21/07/2000
09:14 Uhr
Landgericht gibt Riva Energie recht
Die Kölner Gas-, Elektrizitäts- und Wasserwerke (GEW) dürfen
künftig nicht mehr behaupten, dass Vertreter der Riva Energie AG/Essen
potenzielle Kunden zum Abschluss von Stromverträgen zu bewegen versuchen,
indem sie sich als GEW-Mitarbeiter ausgeben. Das hat das Landgericht Köln
per einstweiliger Verfügung beschlossen. Stein des Anstoßes
sei, so die Riva Energie AG, ein Artikel in der Kölnischen Rundschau
vom 8. Juni 2000 gewesen. Darin habe GEW-Pressesprecher Christoph Preuß
behauptet, dass Riva-Mitarbeiter an der Haustür vorgegeben hätten,
im Auftrag der GEW unterwegs zu sein. Auch andere in diesem Artikel aufgestellte
Behauptungen seien den GEW laut Gerichtsbeschluss nunmehr untersagt zu
äußern ansonsten drohe ein Ordnungsgeld von bis zu 500.000
Mark, so Riva weiter. So sei fälschlicherweise die Rede davon gewesen,
dass Riva-Mitarbeiter pauschal ein Kooperationsverhältnis mit den
Kölner GEW in den Raum gestellt hätten.
Zum Hintergrund: Nachdem die Essener Riva Energie AG bereits vor wenigen
Monaten mit Haustürgeschäften in Nordrhein-Westfalen auf sich
aufmerksam machte, hatten die Hamburgischen Electricitäts-Werke (HEW)

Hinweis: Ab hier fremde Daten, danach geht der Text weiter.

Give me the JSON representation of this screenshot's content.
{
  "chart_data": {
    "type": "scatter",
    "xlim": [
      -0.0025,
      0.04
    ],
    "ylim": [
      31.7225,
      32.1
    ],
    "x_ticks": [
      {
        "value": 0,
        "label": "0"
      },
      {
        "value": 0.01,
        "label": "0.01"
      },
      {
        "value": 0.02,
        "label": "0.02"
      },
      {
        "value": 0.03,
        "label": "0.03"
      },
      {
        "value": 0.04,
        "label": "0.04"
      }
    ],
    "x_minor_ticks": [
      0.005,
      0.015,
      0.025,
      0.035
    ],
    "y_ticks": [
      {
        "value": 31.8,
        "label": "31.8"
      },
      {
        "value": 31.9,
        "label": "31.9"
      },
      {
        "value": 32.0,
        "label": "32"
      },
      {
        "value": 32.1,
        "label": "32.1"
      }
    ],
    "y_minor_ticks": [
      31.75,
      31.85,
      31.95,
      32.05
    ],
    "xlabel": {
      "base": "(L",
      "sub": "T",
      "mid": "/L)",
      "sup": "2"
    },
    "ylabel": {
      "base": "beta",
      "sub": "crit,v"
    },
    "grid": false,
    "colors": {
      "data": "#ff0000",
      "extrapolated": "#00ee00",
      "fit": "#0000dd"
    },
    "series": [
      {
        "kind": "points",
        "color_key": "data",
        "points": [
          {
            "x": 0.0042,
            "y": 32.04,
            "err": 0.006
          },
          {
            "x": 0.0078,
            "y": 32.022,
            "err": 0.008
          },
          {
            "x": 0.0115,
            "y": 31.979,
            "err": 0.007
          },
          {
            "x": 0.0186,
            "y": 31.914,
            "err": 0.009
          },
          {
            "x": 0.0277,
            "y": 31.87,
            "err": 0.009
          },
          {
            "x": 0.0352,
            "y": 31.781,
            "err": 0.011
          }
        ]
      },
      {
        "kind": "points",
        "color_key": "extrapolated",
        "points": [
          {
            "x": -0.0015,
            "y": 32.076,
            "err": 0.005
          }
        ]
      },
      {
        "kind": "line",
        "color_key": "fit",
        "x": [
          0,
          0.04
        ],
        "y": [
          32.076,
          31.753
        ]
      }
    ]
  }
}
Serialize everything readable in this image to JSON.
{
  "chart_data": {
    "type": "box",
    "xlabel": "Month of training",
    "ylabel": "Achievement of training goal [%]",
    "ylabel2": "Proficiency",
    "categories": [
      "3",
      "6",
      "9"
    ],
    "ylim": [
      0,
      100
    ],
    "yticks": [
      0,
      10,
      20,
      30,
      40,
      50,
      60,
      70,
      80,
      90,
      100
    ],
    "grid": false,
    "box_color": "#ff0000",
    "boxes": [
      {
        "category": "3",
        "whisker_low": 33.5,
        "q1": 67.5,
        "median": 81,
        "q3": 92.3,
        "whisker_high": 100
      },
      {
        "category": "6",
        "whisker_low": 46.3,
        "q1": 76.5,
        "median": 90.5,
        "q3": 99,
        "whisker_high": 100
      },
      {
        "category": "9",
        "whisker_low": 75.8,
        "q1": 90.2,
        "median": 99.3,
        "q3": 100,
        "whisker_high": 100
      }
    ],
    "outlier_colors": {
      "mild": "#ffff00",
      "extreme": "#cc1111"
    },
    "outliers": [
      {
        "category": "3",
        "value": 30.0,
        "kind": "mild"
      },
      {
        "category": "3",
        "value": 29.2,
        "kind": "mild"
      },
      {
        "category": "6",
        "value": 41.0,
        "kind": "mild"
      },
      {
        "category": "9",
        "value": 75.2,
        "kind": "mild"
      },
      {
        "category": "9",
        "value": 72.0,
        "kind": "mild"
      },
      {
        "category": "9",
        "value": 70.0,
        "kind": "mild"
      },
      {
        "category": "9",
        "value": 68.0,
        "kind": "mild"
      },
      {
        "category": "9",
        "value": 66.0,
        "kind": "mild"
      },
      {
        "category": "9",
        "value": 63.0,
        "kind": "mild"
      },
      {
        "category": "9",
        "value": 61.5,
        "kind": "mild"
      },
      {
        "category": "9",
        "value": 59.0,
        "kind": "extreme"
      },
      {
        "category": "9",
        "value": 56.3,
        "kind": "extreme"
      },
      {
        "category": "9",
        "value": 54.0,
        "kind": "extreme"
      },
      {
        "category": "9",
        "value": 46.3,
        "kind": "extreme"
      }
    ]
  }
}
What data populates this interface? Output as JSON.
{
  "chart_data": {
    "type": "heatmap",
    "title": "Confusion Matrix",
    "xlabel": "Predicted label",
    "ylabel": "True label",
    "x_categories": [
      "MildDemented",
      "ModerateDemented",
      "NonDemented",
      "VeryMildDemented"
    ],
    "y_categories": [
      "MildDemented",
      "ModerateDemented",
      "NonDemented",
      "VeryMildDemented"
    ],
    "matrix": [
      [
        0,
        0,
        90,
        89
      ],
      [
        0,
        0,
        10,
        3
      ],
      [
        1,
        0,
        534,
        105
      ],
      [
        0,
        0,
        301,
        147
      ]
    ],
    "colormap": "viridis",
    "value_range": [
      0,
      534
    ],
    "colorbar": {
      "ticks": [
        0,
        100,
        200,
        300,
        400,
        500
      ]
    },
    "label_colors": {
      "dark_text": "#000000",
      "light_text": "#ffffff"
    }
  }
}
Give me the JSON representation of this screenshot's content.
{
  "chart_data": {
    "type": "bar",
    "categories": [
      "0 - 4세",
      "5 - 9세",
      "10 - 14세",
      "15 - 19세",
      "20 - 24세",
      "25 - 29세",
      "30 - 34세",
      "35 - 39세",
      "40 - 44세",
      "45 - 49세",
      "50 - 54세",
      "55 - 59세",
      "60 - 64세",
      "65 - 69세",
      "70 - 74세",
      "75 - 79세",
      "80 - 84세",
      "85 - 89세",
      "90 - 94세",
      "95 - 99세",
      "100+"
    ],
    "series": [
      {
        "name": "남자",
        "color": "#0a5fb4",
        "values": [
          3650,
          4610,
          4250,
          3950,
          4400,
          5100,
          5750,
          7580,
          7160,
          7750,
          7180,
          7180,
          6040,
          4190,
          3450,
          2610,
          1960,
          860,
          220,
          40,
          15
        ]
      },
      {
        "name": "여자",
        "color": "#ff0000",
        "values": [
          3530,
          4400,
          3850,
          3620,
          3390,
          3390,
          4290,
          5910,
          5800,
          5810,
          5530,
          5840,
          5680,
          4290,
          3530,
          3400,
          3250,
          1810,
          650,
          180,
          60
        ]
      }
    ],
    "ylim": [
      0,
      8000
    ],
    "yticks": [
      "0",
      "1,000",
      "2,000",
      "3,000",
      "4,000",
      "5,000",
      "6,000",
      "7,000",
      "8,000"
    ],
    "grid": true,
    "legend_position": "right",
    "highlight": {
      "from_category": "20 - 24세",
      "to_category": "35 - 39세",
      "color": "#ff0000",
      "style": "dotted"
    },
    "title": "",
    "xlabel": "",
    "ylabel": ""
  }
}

in zwei Fällen Strafanzeige gegen Unbekannt gestellt. Verstörte
HEW-Kunden hätten sich kürzlich bei HEW gemeldet, nachdem sich
Mitarbeiter der Riva Energie AG auf dem Marktplatz und an Haustüren
als HEW-Mitarbeiter und Stromableser ausgegeben haben sollen.